Friday, March 19, 2010

Bad to Good to Worse

So I got quite a blow today.  I received a call around 10:30 this morning from my dad.  I think he picked the absolute worst words to start out with: "Your mom is fine but we're at the hospital."  I could hear the shaking in his voice, I could see the tears streaming down his face.  My heart sank.

Apparently about 3 weeks ago she started feeling dizzy, would lose her breath, got tired very easily and was very cold all the time.  She noticed it getting a little worse and decided to call the doctor.  They didn't see it so important to get in her quickly so she had to wait about 2 weeks for an appointment.  That was 2 days ago... this  morning she got a call from her actual doctor saying she needed to go to E.R. and get herself checked out.  Her Iron count was low, very low.  They double checked her numbers and she was at a 6.8... seeing as how 14 is considered low, this was not the best news.   They gave her a transfusion, 3 units.  Each unit would take 2 hours to 'upload' and then they would wait an hour to see if it helped.
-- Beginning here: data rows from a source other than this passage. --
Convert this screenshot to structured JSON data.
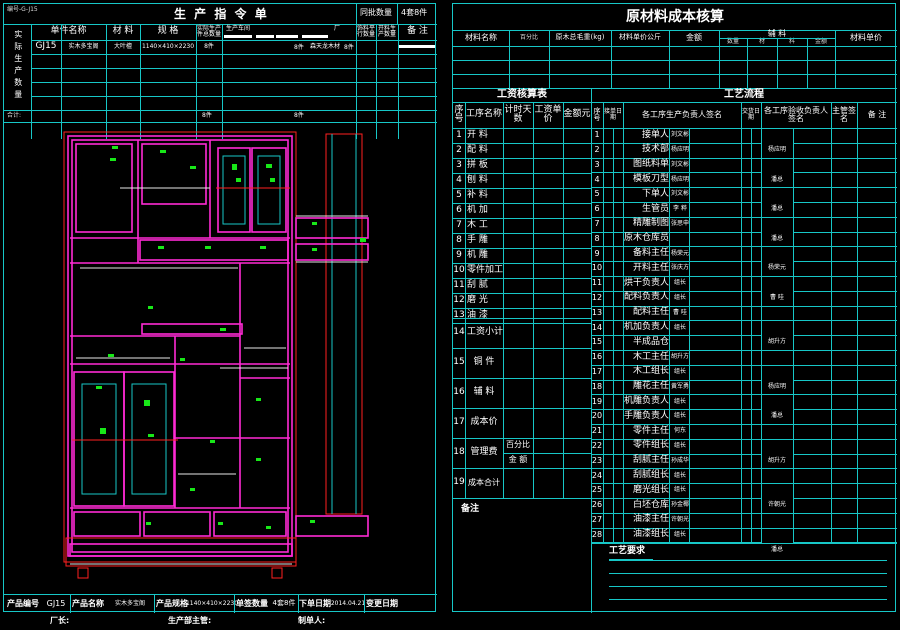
{
  "left_sheet": {
    "title": "生 产 指 令 单",
    "order_code": "编号-G-J15",
    "sidebar_label": "实际生产数量",
    "total_label": "合计:",
    "header": {
      "unit_name": "单件名称",
      "material": "材 料",
      "spec": "规 格",
      "same_qty": "同批数量",
      "same_qty_value": "4套8件",
      "sub_h1": "实际生产件总数量",
      "sub_h2": "生产车间",
      "sub_h3": "厂",
      "sub_h4": "饰料平行数量",
      "sub_h5": "开料生产数量",
      "remarks": "备 注"
    },
    "row1": {
      "code": "GJ15",
      "name": "实木多宝阁",
      "material": "大叶檀",
      "spec": "1140×410×2230",
      "qty": "8件",
      "qty2": "8件",
      "supplier": "森天龙木材",
      "qty3": "8件"
    },
    "totals": [
      "8件",
      "8件"
    ],
    "footer": {
      "code_label": "产品编号",
      "code_value": "GJ15",
      "name_label": "产品名称",
      "name_value": "实木多宝阁",
      "spec_label": "产品规格",
      "spec_value": "1140×410×2230",
      "batch_label": "单签数量",
      "batch_value": "4套8件",
      "date_label": "下单日期",
      "date_value": "2014.04.21",
      "change_label": "变更日期"
    },
    "bottom_factory": "厂长:",
    "bottom_manager": "生产部主管:",
    "bottom_maker": "制单人:"
  },
  "right_sheet": {
    "title": "原材料成本核算",
    "cost_header": [
      "材料名称",
      "百分比",
      "原木总毛重(kg)",
      "材料单价公斤",
      "金额",
      "辅 料",
      "材料单价"
    ],
    "aux_sub": [
      "数量",
      "材",
      "料",
      "金额"
    ],
    "wage_title": "工资核算表",
    "process_title": "工艺流程",
    "wage_header": {
      "seq": "序号",
      "process": "工序名称",
      "time": "计时天数",
      "price": "工资单价",
      "amount": "金额元"
    },
    "wage_rows": [
      "开 料",
      "配 料",
      "拼 板",
      "刨 料",
      "补 料",
      "机 加",
      "木 工",
      "手 雕",
      "机 雕",
      "零件加工",
      "刮 腻",
      "磨 光",
      "油 漆"
    ],
    "summary_rows": [
      {
        "no": "14",
        "label": "工资小计"
      },
      {
        "no": "15",
        "label": "铜 件"
      },
      {
        "no": "16",
        "label": "辅 料"
      },
      {
        "no": "17",
        "label": "成本价"
      },
      {
        "no": "18",
        "label": "管理费",
        "sub1": "百分比",
        "sub2": "金 额"
      },
      {
        "no": "19",
        "label": "成本合计"
      }
    ],
    "remarks_label": "备注",
    "process_header": {
      "seq": "序号",
      "recv": "接单日期",
      "owner": "各工序生产负责人签名",
      "handover": "交货日期",
      "inspect": "各工序验收负责人签名",
      "supervisor": "主管签名",
      "remarks": "备 注"
    },
    "process_rows": [
      {
        "no": "1",
        "role": "接单人",
        "name": "刘文彬"
      },
      {
        "no": "2",
        "role": "技术部",
        "name": "杨应明"
      },
      {
        "no": "3",
        "role": "图纸料单",
        "name": "刘文彬"
      },
      {
        "no": "4",
        "role": "模板刀型",
        "name": "杨应明"
      },
      {
        "no": "5",
        "role": "下单人",
        "name": "刘文彬"
      },
      {
        "no": "6",
        "role": "生管员",
        "name": "李 粹"
      },
      {
        "no": "7",
        "role": "精雕制图",
        "name": "张思申"
      },
      {
        "no": "8",
        "role": "原木仓库员",
        "name": ""
      },
      {
        "no": "9",
        "role": "备料主任",
        "name": "杨荣元"
      },
      {
        "no": "10",
        "role": "开料主任",
        "name": "张庆方"
      },
      {
        "no": "11",
        "role": "烘干负责人",
        "name": "组长"
      },
      {
        "no": "12",
        "role": "配料负责人",
        "name": "组长"
      },
      {
        "no": "13",
        "role": "配料主任",
        "name": "曹 哇"
      },
      {
        "no": "14",
        "role": "机加负责人",
        "name": "组长"
      },
      {
        "no": "15",
        "role": "半成品仓",
        "name": ""
      },
      {
        "no": "16",
        "role": "木工主任",
        "name": "胡升方"
      },
      {
        "no": "17",
        "role": "木工组长",
        "name": "组长"
      },
      {
        "no": "18",
        "role": "雕花主任",
        "name": "黄军勇"
      },
      {
        "no": "19",
        "role": "机雕负责人",
        "name": "组长"
      },
      {
        "no": "20",
        "role": "手雕负责人",
        "name": "组长"
      },
      {
        "no": "21",
        "role": "零件主任",
        "name": "何东"
      },
      {
        "no": "22",
        "role": "零件组长",
        "name": "组长"
      },
      {
        "no": "23",
        "role": "刮腻主任",
        "name": "孙成华"
      },
      {
        "no": "24",
        "role": "刮腻组长",
        "name": "组长"
      },
      {
        "no": "25",
        "role": "磨光组长",
        "name": "组长"
      },
      {
        "no": "26",
        "role": "白坯仓库",
        "name": "孙金椰"
      },
      {
        "no": "27",
        "role": "油漆主任",
        "name": "许朝光"
      },
      {
        "no": "28",
        "role": "油漆组长",
        "name": "组长"
      }
    ],
    "inspectors": [
      {
        "name": "杨应明",
        "row": 1
      },
      {
        "name": "潘总",
        "row": 3
      },
      {
        "name": "潘总",
        "row": 5
      },
      {
        "name": "潘总",
        "row": 7
      },
      {
        "name": "杨荣元",
        "row": 9
      },
      {
        "name": "曹 哇",
        "row": 11
      },
      {
        "name": "胡升方",
        "row": 14
      },
      {
        "name": "杨应明",
        "row": 17
      },
      {
        "name": "潘总",
        "row": 19
      },
      {
        "name": "胡升方",
        "row": 22
      },
      {
        "name": "许朝光",
        "row": 25
      },
      {
        "name": "潘总",
        "row": 28
      }
    ],
    "requirements_label": "工艺要求"
  }
}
She finally got a room around 6:30 this evening.  The worse news comes next.  She doesn't have any actual pain or vomiting.  I guess these would be good signs of a bleeding ulcer.  I mean that isn't the best diagnosis but it's better than the alternative... bone marrow cancer.  As I type the words, it almost seems like it's happening to a character in one of my stories... not my mom.  Not the woman who cleans 2 houses in a day, makes dinner, goes golfing and then comes home and cleans her own house.  Not the woman who can walk 18 holes at golf and want to come home and do yard work for 2 hours.  Not my mom... she's indestructible.
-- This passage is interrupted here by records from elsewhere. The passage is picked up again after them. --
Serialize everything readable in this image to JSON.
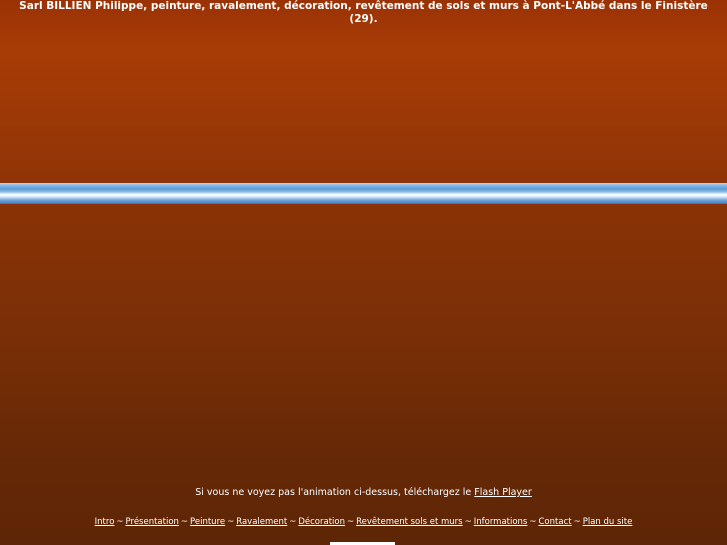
{
  "header": {
    "title_line1": "Sarl BILLIEN Philippe, peinture, ravalement, décoration, revêtement de sols et murs à Pont-L'Abbé dans le Finistère",
    "title_line2": "(29)."
  },
  "flash": {
    "text": "Si vous ne voyez pas l'animation ci-dessus, téléchargez le ",
    "link_label": "Flash Player"
  },
  "nav": {
    "separator": "~",
    "items": [
      {
        "label": "Intro"
      },
      {
        "label": "Présentation"
      },
      {
        "label": "Peinture"
      },
      {
        "label": "Ravalement"
      },
      {
        "label": "Décoration"
      },
      {
        "label": "Revêtement sols et murs"
      },
      {
        "label": "Informations"
      },
      {
        "label": "Contact"
      },
      {
        "label": "Plan du site"
      }
    ]
  },
  "colors": {
    "background_top": "#a83c06",
    "background_bottom": "#5e2606",
    "band_blue": "#5a9bd6",
    "text": "#ffffff"
  }
}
The craptastic part is the waiting.  She'll have some testing done in the morning and then we'll know more.  I'm not taking it well.  I'd be lying if I said I believe everything is going to be fine.  I don't know that... I don't know much of anything right now.  I know I busted my ass at gym tonight because I had so much anxiety I didn't know what else to do.  I'm sitting here and I space out and just stare at the blinking cursor.  I usually feel so much better after blogging but somehow, I know this time it's just not going to work that way.  I want to believe I'm overreacting and I just need to chill the fuck out.  This is one time, I'd love to have been completely overreacting.

Time will tell I guess... for now I'm just going to drink rum & crystal light till I can't keep my eyes open anymore.  Nite.